Assim, a culpa da péssima qualidade da educação brasileira não é o salário de fome dos professores (que os obriga a trabalhar em várias escolas, com cargas horárias massacrantes, em turmas lotadas) ou da total falta de estrutura das escolas (a maioria das quais não tem nem mesmo biblioteca). A culpa é dos "professores comunistas" (e aqui, como sempre, o comunista é um guarda-chuva que serve para abarcar os mais variados tipos, incluindo quem ensina teoria da evolução).
A culpa da crise econômica é da política do BNDES de bolsa-empresário, que emprestava dinheiro para empresários com juros baixíssimos em conjunto com isenções fiscais e, para cobrir o rombo, pegava dinheiro emprestado a juros altíssimos, provocando endividamento público e inflação? Claro que não, a culpa é do genérico "comunismo". A culpa da crise é da corrupção que campeia no meio político? Claro que não, a culpa é do genérico "comunismo".

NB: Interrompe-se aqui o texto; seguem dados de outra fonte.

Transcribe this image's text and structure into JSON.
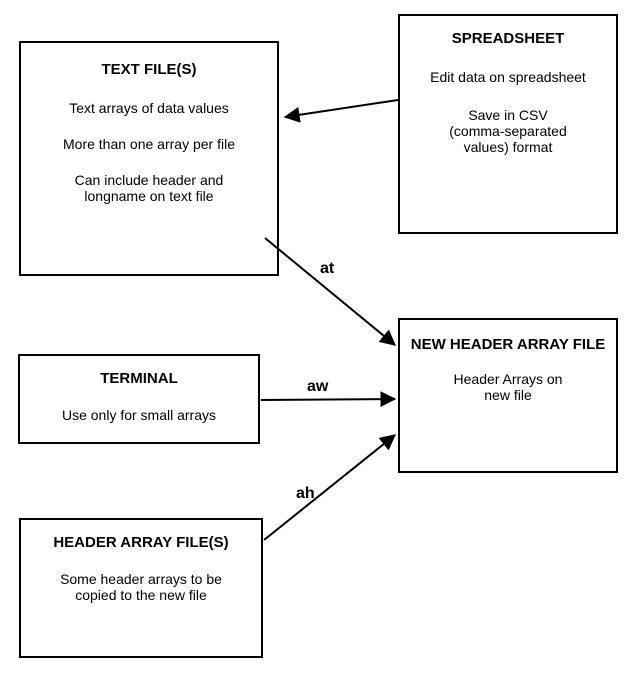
{
  "boxes": {
    "textfile": {
      "title": "TEXT FILE(S)",
      "l1": "Text arrays of data values",
      "l2": "More than one array per file",
      "l3": "Can include header and\nlongname on text file"
    },
    "spreadsheet": {
      "title": "SPREADSHEET",
      "l1": "Edit data on spreadsheet",
      "l2": "Save in CSV\n(comma-separated\nvalues) format"
    },
    "terminal": {
      "title": "TERMINAL",
      "l1": "Use only for small arrays"
    },
    "header": {
      "title": "HEADER ARRAY\nFILE(S)",
      "l1": "Some header arrays to be\ncopied to the new file"
    },
    "newfile": {
      "title": "NEW HEADER\nARRAY FILE",
      "l1": "Header Arrays on\nnew file"
    }
  },
  "labels": {
    "at": "at",
    "aw": "aw",
    "ah": "ah"
  }
}
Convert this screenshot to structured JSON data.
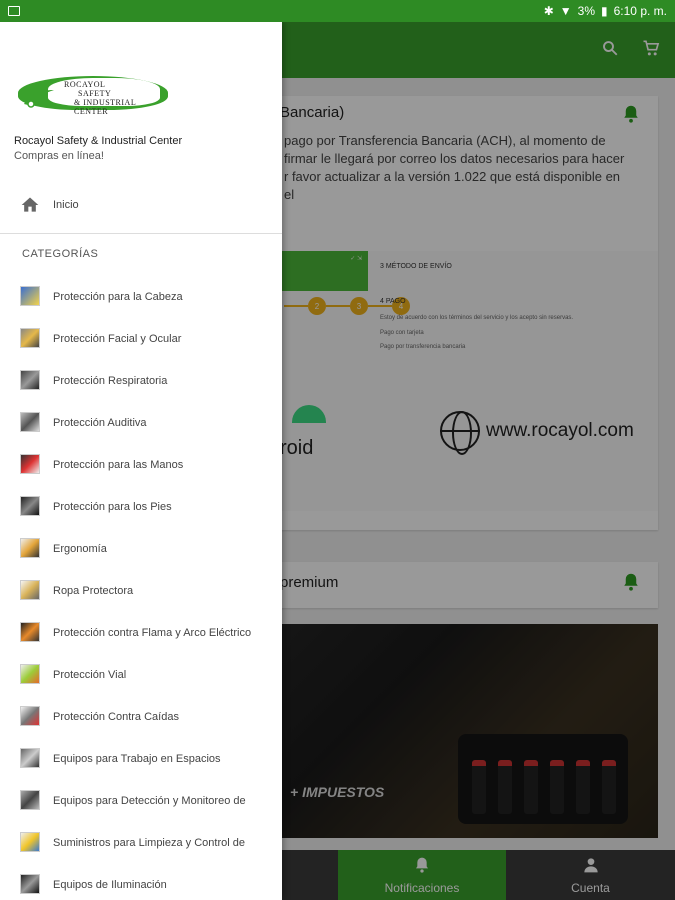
{
  "status_bar": {
    "battery": "3%",
    "time": "6:10 p. m."
  },
  "app_bar": {
    "icons": [
      "search-icon",
      "cart-icon"
    ]
  },
  "background": {
    "card1": {
      "title_fragment": "Bancaria)",
      "text_lines": [
        "pago por Transferencia Bancaria (ACH), al momento de",
        "firmar le llegará por correo los datos necesarios para hacer",
        "r favor actualizar a la versión 1.022 que está disponible en el"
      ],
      "screenshot": {
        "step3": "3 MÉTODO DE ENVÍO",
        "step4": "4 PAGO",
        "terms": "Estoy de acuerdo con los términos del servicio y los acepto sin reservas.",
        "option1": "Pago con tarjeta",
        "option2": "Pago por transferencia bancaria",
        "android_word": "roid",
        "website": "www.rocayol.com"
      }
    },
    "card2": {
      "title_fragment": "premium"
    },
    "banner": {
      "text": "+ IMPUESTOS"
    }
  },
  "bottom_nav": {
    "items": [
      {
        "label": "Notificaciones",
        "icon": "bell-icon"
      },
      {
        "label": "Cuenta",
        "icon": "person-icon"
      }
    ]
  },
  "drawer": {
    "logo_lines": [
      "ROCAYOL",
      "SAFETY",
      "& INDUSTRIAL CENTER"
    ],
    "store_name": "Rocayol Safety & Industrial Center",
    "store_subtitle": "Compras en línea!",
    "home_label": "Inicio",
    "categories_heading": "CATEGORÍAS",
    "categories": [
      "Protección para la Cabeza",
      "Protección Facial y Ocular",
      "Protección Respiratoria",
      "Protección Auditiva",
      "Protección para las Manos",
      "Protección para los Pies",
      "Ergonomía",
      "Ropa Protectora",
      "Protección contra Flama y Arco Eléctrico",
      "Protección Vial",
      "Protección Contra Caídas",
      "Equipos para Trabajo en Espacios",
      "Equipos para Detección y Monitoreo de",
      "Suministros para Limpieza y Control de",
      "Equipos de Iluminación"
    ]
  },
  "colors": {
    "status_bar": "#2e8b24",
    "primary_green": "#3aa12c",
    "bottom_nav": "#3b3b3b"
  }
}
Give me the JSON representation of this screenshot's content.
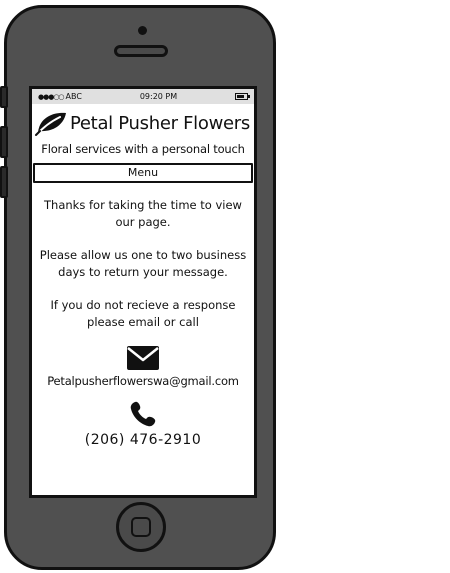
{
  "status_bar": {
    "signal": "●●●○○",
    "carrier": "ABC",
    "time": "09:20 PM"
  },
  "header": {
    "brand": "Petal Pusher Flowers",
    "logo_icon": "leaf-icon"
  },
  "tagline": "Floral services with a personal touch",
  "menu": {
    "label": "Menu"
  },
  "message": {
    "line1": "Thanks for taking the time to view our page.",
    "line2": "Please allow us one to two business days to return your message.",
    "line3": "If you do not recieve a response please email or call"
  },
  "contact": {
    "email_icon": "envelope-icon",
    "email": "Petalpusherflowerswa@gmail.com",
    "phone_icon": "phone-handset-icon",
    "phone": "(206) 476-2910"
  },
  "colors": {
    "phone_body": "#505050",
    "outline": "#111111",
    "screen": "#ffffff",
    "status_bar": "#e0e0e0"
  }
}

Comunismo passou a ser uma palavra genérica usada pela grande mídia para se referir a praticamente tudo...
Essa estratégia, no, entanto, saiu do controle e uma ótima demonstração disso foi a fanática que invadiu o Congresso nacional e fez um vídeo dizendo que a bandeira do Japão era um exemplo do comunismo modificando nossa bandeira. Aliás, a própria invasão do congresso. Os manifestantes diziam que estavam ali para acabar não com a corrupção, mas com o comunismo (e, para eles, quase todos os deputados eram comunistas, do PSDB ao PT). O comunismo virou uma palavra tão genérica que é capaz de incluir até mesmo a bandeira do Japão.
Essa narrativa criou o indivíduo que acredita que FHC é comunista, que a Veja é comunista, que Feliciano é comunista (sim, há memes circulando entre grupos de direita que afirmam isso).
Então, não espanta, por exemplo, o grupo de extrema-direita atacando Caco Barcelos e comemorando no Facebook - para eles, a Globo é comunista. Não vai demorar para quem comecem a agredir jornalistas da Veja (e não faltará muito para que a sede da Abril seja invadida).
Dois exemplos, mais pessoais.
Dia desses estava na fila da panificadora e de repente um homem que se chegou antes, ficou fora da fila, enervou-se com uma moça que teria ocupado seu lugar. A moça simplesmente disse que ele podia ser atendido primeiro, mas ele começou gritar que ela era comunista. Só parou quando a esposa e filha chegaram e o puxaram para longe. Não havia qualquer indicação de que a moça fosse de fato comunista, mas na cabeça dele, ela era e por pouco isso não gerou uma agressão.
Outro exemplo: quando visitei a Argentina, comprei uma camisa com um macaco de boina com a frase "Viva la evolucion". Achei bem sacada a anedota ao juntar uma sátira da famosa camisa de Chê com a teoria da evolução e o filme O planeta dos Macacos (vale lembrar, que não, a teoria da evolução não diz que viemos do Macaco, mas dentro de um contexto de paródia, a imagem funcionava). Dia desses quase fui agredido por um senhor que achava que eu era comunista por causa da camisa. Não adiantou muito explicar que era um paródia e que na verdade, a camisa fazia referência à teoria da evolução e ao Darwinismo. Na cabeça dele, eu era comunista. Aliás, percebe-se que a confusão entre darwinismo e marxismo é grande, principalmente em sites e páginas de direita.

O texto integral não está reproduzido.